17 y/o Lefty Appreciate some critics/advic

Good morning and thank you for taking the time to review my mechanics and see how can I improve. For the most part I am pretty consistent with staying around the plate and not walking batters (about 1 per game). I am not a strike out type pitcher but more of a ground ball pitcher. But on occasions I find myself more off the plate throwing pitches (curveball, slider) to the right-handed batters at their feet or really inside (brush pitch). To left-handed batters I am away in these occasions.

I would really appreciate any advice on my mechanics that you see I could improve on to make me a better pitcher.

Thank you again and God Bless for your time and expert


from 2nd Base

Behind Home Plate:

I did not have a catcher at the time and just used a backstop.


“see how can I improve”

Athletes, parents and coaches seek Velocity, command & control. Rarely do they seek mitigation of the injurious mechanics (pathomechanics) they have produced. What are you looking for?

“ For the most part I am pretty consistent with staying around the plate and not walking batters (about 1 per game).”

It is known that pitchers who are over the plate and do not live on the edge create higher ERA’s.

Do you throw purpose pitches that are voluntarily close balls yet?

“ I am not a strike out type pitcher but more of a ground ball pitcher.”

You produce a traditional arsenal (Forearm drive and release) in supination that is only ½ the game you could have by moving the ball laterally in the opposite direction also and attain many more strike outs and less hard contact. Here is your first recommendation. Throw all forearm pronated pitch types! This is vitally important to your health and training.

“I would really appreciate any advice on my mechanics that you see I could improve on to make me a better pitcher.”

I will critique your approach by the injurious flaws you produce. If you choose to mitigate them for your health, it will also greatly improve your performances and ability to “sport specifically” train.

  1. When you gather up at the start of your delivery you immediately “over counter rotate” your shoulders and Humerus by dropping the ball arm down and remaining forearm pronated with a pause at the bottom.

This action puts you into a gateway pathomechanical position to be able to recover back to straight from that will first cause “laxity” in your shoulders Glenno Humeral ligaments, this is the cause of dead arm. You won’t feel it because Ligaments have no pain receptors. As Laxity increases it allows the head of the Humerus to get further and further away from centered in it’s Fossa. This dislocating action if bad enough, micro tears the Labrum at the periphery of the Fossa like a mortar and Pestle, nobody really recovers from this!

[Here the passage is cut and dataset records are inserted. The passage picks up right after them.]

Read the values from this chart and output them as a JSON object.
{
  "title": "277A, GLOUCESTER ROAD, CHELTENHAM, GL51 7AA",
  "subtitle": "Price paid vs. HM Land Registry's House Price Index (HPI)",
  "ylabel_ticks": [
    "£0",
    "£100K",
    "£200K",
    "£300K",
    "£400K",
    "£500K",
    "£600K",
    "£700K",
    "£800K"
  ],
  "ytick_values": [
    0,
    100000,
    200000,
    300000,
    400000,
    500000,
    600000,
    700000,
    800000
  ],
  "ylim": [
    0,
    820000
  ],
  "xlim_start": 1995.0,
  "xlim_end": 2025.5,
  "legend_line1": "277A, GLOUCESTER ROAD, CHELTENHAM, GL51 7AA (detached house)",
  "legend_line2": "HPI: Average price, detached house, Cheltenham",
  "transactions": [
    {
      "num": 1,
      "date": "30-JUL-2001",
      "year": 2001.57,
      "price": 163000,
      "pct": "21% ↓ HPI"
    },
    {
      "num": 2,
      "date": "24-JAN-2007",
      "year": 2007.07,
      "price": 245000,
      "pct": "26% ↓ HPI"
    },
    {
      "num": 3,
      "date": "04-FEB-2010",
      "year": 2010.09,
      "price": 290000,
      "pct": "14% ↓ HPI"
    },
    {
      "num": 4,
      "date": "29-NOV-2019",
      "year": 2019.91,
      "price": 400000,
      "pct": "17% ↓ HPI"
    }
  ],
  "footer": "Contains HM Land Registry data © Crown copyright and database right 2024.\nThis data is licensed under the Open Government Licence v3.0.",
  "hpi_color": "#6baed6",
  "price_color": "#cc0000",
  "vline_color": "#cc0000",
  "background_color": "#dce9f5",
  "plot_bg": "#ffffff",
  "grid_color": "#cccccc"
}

Avoid it by counter rotating no further than your shoulders and Humerus alignment with the field driveline (imaginary line on the ground between second and your target). watch younger Grienke.

  1. Your exaggerated counter rotation has you now striding and landing on the ball arm side of the driveline.

Better to land the way we walk ,trot and run by stepping the the glove arm side of home plate heel to ball to toes.

You stride is very long, it’s the full length of your body. The longer you stride the lower you drop the lesser your down wards plain on the ball. The recovery action of a long stride has you lift your back leg up in the air causing loss of body rotational speeds by rotating off the back leg and not the front. This puts you into a traditionally poor defensive posture on one leg at contact.

Shorten the stride any amount, stay tall, drive tall and recover tall by rotating fast off the glove side leg by pulling back against your glove side leg then landing in a “drop step position”.

You extend your glove knee well, it’s a big part of rotational ability.

  1. When you break your hands to pendulum swing, your arm disappears behind your back as I said (Hyper horizontally abducted) then pauses with your hand on top of the ball. This articulation is the Humeral/Forearm transition. It should sync you up to time your foot plant with arrival of full length in outwards rotation of your Humerus (benchmark). You can’t start forwards movement until your Humerus is fully outwardly rotated. You timing makes you late in this action, another pathomechanic that causes “ vertical Forearm bounce back” that degrades the UCL (over valgus stress) with every rep.

Mitigation comes when you sync up your arrival with your foot plant by actual “equal and opposite” articulation of your arms where when you take your ball arm back it is continually outwardly rotating the Humerus and forearm supinating the ball up to driveline height ( the height of your balls line to the plate) and your glove arm doing the opposite by forearm pronating and inwardly rotation the Humerus just below your vision with both Elbows slightly bent.

  1. Throw all Forearm pronated pitch types where your all ready upwardly moving (very good) Elbow has your ball thumb driving down. All pitch types can be thrown pronated or supinated. Watch your Slider and cutter greatly improve when you learn the pronated version.
    This is HUGE !!! Forearm supinated pitch types crash your Elbow together ballistically that causes first inflammation then loss of range of motion in each direction you will never get back, then much worse.

You are young and have time to gradually make these changes.